In den bisherigen Sondierungsgesprächen haben Union und SPD den Spitzenpolitikern zufolge Differenzen und Gemeinsamkeiten ausgelotet. Ein gemeinsames Papier solle nun die Grundlage für Koalitionsverhandlungen sein, die gegebenenfalls nächste Woche beginnen könnten, so Merz.

Mehr Zurückweisungen von Migranten

Die Parteien haben sich in ihren Sondierungsgesprächen auf einen gemeinsamen Kurs in der Migrationspolitik verständigt. An den Landgrenzen sollen seinen Angaben zufolge künftig auch Menschen zurückgewiesen werden, die ein Asylgesuch stellen – allerdings nur in Abstimmung mit den Nachbarstaaten.

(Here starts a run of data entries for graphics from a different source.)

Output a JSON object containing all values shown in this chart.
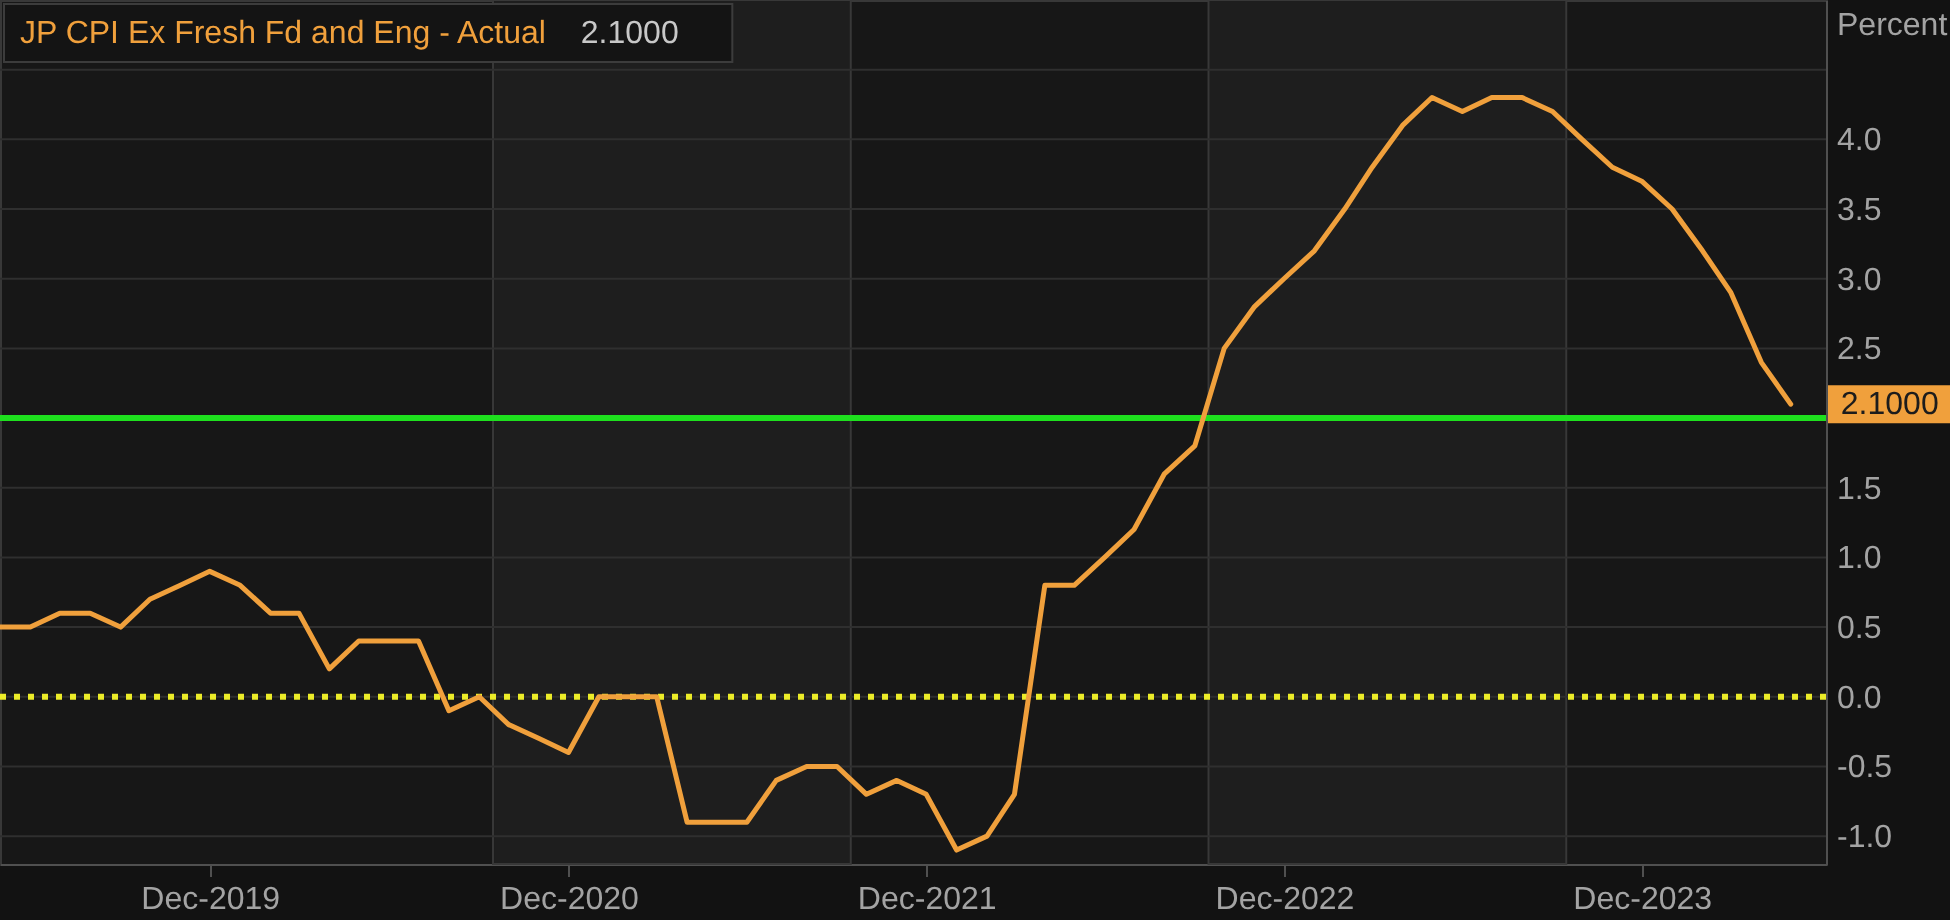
{
  "chart_data": {
    "type": "line",
    "ylabel": "Percent",
    "x": [
      "2019-05",
      "2019-06",
      "2019-07",
      "2019-08",
      "2019-09",
      "2019-10",
      "2019-11",
      "2019-12",
      "2020-01",
      "2020-02",
      "2020-03",
      "2020-04",
      "2020-05",
      "2020-06",
      "2020-07",
      "2020-08",
      "2020-09",
      "2020-10",
      "2020-11",
      "2020-12",
      "2021-01",
      "2021-02",
      "2021-03",
      "2021-04",
      "2021-05",
      "2021-06",
      "2021-07",
      "2021-08",
      "2021-09",
      "2021-10",
      "2021-11",
      "2021-12",
      "2022-01",
      "2022-02",
      "2022-03",
      "2022-04",
      "2022-05",
      "2022-06",
      "2022-07",
      "2022-08",
      "2022-09",
      "2022-10",
      "2022-11",
      "2022-12",
      "2023-01",
      "2023-02",
      "2023-03",
      "2023-04",
      "2023-05",
      "2023-06",
      "2023-07",
      "2023-08",
      "2023-09",
      "2023-10",
      "2023-11",
      "2023-12",
      "2024-01",
      "2024-02",
      "2024-03",
      "2024-04",
      "2024-05"
    ],
    "series": [
      {
        "name": "JP CPI Ex Fresh Fd and Eng - Actual",
        "color": "#f0a03c",
        "values": [
          0.5,
          0.5,
          0.6,
          0.6,
          0.5,
          0.7,
          0.8,
          0.9,
          0.8,
          0.6,
          0.6,
          0.2,
          0.4,
          0.4,
          0.4,
          -0.1,
          0.0,
          -0.2,
          -0.3,
          -0.4,
          0.0,
          0.0,
          0.0,
          -0.9,
          -0.9,
          -0.9,
          -0.6,
          -0.5,
          -0.5,
          -0.7,
          -0.6,
          -0.7,
          -1.1,
          -1.0,
          -0.7,
          0.8,
          0.8,
          1.0,
          1.2,
          1.6,
          1.8,
          2.5,
          2.8,
          3.0,
          3.2,
          3.5,
          3.8,
          4.1,
          4.3,
          4.2,
          4.3,
          4.3,
          4.2,
          4.0,
          3.8,
          3.7,
          3.5,
          3.2,
          2.9,
          2.4,
          2.1
        ],
        "value_labels": [
          null,
          null,
          null,
          null,
          null,
          null,
          null,
          null,
          null,
          null,
          null,
          null,
          null,
          null,
          null,
          null,
          null,
          null,
          null,
          null,
          null,
          null,
          null,
          null,
          null,
          null,
          null,
          null,
          null,
          null,
          null,
          null,
          null,
          null,
          null,
          null,
          null,
          null,
          null,
          null,
          null,
          null,
          null,
          null,
          null,
          null,
          null,
          null,
          null,
          null,
          null,
          null,
          null,
          null,
          null,
          null,
          null,
          null,
          null,
          null,
          "2.1000"
        ]
      }
    ],
    "xlim": [
      "2019-05",
      "2024-06-06"
    ],
    "xticks": [
      {
        "value": "2019-12",
        "label": "Dec-2019"
      },
      {
        "value": "2020-12",
        "label": "Dec-2020"
      },
      {
        "value": "2021-12",
        "label": "Dec-2021"
      },
      {
        "value": "2022-12",
        "label": "Dec-2022"
      },
      {
        "value": "2023-12",
        "label": "Dec-2023"
      }
    ],
    "ylim": [
      -1.2,
      5.0
    ],
    "yticks": [
      {
        "value": -1.0,
        "label": "-1.0"
      },
      -0.5,
      {
        "value": 0,
        "label": "0.0"
      },
      0.5,
      {
        "value": 1,
        "label": "1.0"
      },
      1.5,
      {
        "value": 2,
        "label": null
      },
      2.5,
      {
        "value": 3,
        "label": "3.0"
      },
      3.5,
      {
        "value": 4,
        "label": "4.0"
      },
      {
        "value": 4.5,
        "label": null
      }
    ],
    "ref_lines": [
      {
        "axis": "y",
        "value": 2.0,
        "color": "#1ee01e",
        "line_style": "solid"
      },
      {
        "axis": "y",
        "value": 0,
        "color": "#ecec28",
        "line_style": "dotted"
      }
    ],
    "bands": [
      {
        "axis": "x",
        "from": "2020-09-15",
        "to": "2021-09-15",
        "color": "#1e1e1e"
      },
      {
        "axis": "x",
        "from": "2022-09-15",
        "to": "2023-09-15",
        "color": "#1e1e1e"
      }
    ],
    "grid": "y",
    "legend": "top left"
  }
}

Vier Personen sprechen bei einer Pressekonferenz.
Legende: Markus Söder, (CSU), Ministerpräsident von Bayern und CSU Vorsitzender, Friedrich Merz, Unions-Kanzlerkandidat und CDU-Bundesvorsitzender, Lars Klingbeil, SPD-Fraktions- und Bundesvorsitzender, und Saskia Esken, SPD-Bundesvorsitzende, an der Medienkonferenz im Bundestag. KEYSTONE/DPA/Kay Nietfeld

Im vergangenen Jahr wurden laut Bundesinnenministerium rund 80'000 unerlaubte Einreisen festgestellt, wobei es in etwa 47'000 Fällen zu einer Zurückweisung kam, etwa wenn jemand gefälschte Dokumente vorlegte oder weil nach einer Abschiebung eine Einreisesperre ausgesprochen worden war.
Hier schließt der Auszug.